One of my assignment of the last few years was to help an organisation with the delivery of a project that was having too many RED lights in its status report.
I jumped in as the new project manager with some milestones already missed and only a few weeks to recover the situation or at least to show strong improvements.
The project is a fairly short one – 6 months – and it is more or less risk free as no elements of the delivery are new to my organisation: it’s is about installing an upgrade of a product to a new set of hardware. I arrived in the middle of the customer acceptance of the test bed system – which was running late by 2-3 weeks. The project is business critical for the customer so this delay was a big issue.
The good thing about joining a project that is in trouble is that you can’t really be blamed for the problems. But as you join in a lot is expected from you and you have to strike a correct balance between ‘re-planning’ work and working on immediate fixes and this can be challenging. This is particularly true for small-medium size projects: one week, one day can make a lot of difference and so you will need to get into action very quickly. So the bad thing is that you are going to be under loads of pressure, really quickly.
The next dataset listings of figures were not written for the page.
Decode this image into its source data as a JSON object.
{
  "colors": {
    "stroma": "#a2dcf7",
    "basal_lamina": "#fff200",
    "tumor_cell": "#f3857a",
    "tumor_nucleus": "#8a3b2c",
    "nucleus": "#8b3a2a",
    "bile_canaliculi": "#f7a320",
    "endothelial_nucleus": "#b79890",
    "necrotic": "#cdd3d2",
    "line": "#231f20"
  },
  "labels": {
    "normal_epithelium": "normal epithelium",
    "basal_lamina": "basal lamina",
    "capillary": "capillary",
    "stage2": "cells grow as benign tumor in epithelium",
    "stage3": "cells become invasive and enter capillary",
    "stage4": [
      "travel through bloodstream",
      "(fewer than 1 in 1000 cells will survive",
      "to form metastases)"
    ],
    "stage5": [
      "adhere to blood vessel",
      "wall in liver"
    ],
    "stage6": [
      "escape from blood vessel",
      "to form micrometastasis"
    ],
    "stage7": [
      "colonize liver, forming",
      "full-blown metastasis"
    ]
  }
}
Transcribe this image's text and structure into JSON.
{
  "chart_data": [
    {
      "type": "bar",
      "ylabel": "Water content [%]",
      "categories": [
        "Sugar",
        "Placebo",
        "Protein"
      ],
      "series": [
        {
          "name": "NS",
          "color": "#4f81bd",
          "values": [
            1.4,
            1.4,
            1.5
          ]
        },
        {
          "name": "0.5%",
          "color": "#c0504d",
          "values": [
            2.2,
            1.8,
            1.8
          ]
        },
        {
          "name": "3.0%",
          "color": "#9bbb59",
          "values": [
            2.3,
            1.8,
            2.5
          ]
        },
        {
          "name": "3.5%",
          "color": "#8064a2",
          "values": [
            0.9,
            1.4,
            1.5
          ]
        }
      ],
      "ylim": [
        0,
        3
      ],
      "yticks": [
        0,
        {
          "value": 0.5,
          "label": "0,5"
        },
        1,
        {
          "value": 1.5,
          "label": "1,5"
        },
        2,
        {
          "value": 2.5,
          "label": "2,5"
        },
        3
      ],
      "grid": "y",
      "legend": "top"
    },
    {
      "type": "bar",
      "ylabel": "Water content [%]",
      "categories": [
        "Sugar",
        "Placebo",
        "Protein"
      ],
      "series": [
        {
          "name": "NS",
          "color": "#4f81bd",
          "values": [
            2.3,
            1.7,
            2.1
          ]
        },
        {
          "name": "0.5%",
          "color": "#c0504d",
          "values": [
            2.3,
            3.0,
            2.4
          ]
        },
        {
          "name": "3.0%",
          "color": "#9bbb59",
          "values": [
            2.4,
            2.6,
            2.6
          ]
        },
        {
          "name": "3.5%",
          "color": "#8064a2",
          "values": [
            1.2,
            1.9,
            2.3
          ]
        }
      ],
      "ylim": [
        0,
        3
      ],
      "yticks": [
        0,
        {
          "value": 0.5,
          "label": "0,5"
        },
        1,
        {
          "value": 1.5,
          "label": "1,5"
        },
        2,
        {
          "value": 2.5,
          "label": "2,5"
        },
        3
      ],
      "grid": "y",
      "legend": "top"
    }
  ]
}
Most of those issues were about lack of control on the project execution rather than a bad planning from the outset, particularly deficiencies in the day to day management of staff and lack of communication:
- the engineers doing the work were not aware of the project milestones, made it worse with engineers not communicating a lot back to the management,
- some engineers do not have the relevant experience: too junior or lack of expertise in the product being installed,
- the communications on some key product characteristics was not done upfront,
- scope: underestimate the work and importance of configurations migration from the legacy systems towards the new and no systematic approach taken to manage this migration In a sense the project was so ‘easy’ that everybody kept their eyes off the ball.
Critical Success Factors
With those issues in mind, I thought the critical success factor to binging this project back on its schedule and quality would be:
- On site engineers have the right skills and are ready to put in extra hours so that we shorten the duration of the project,
- We need to master the configuration of the systems,
- The communication within the team and towards the client needs to be direct, quick and open so that issues are rapidly shared and addressed.
Based on this here are the actions I took in the first 2-3 weeks:
- Review resource assignment to ensure the 2 most senior engineers were committed until the end of the project,
- Rework the plan bottom-up: by working closely with the engineers on the new plan, as a result, we changed the initial approach to validating the new systems and run the acceptance in parallel instead of sequentially,
- Secure week-end working for on-site engineers,
- Get active participation from the support and maintenance manager so that we could 1. facilitate the transfer to support and 2. actively manage open issues,
- Coach the engineers on the importance of communication and configuration management,
- Unfortunately: do a lot of micro-management.
Those decisions paid-off. We actually delivered the project on time, arguably with one major product issue open that we agreed to fix a few weeks after the product has gone live.
Reflecting on this project I think it was not very hard to fix and most issues were around communications and those issues could be fixed relatively quickly.
This example goes to show that soft skills and communications are crucial to projects success and when you get them wrong then there is a good chance of failure, however simple the technical aspect of the project might be.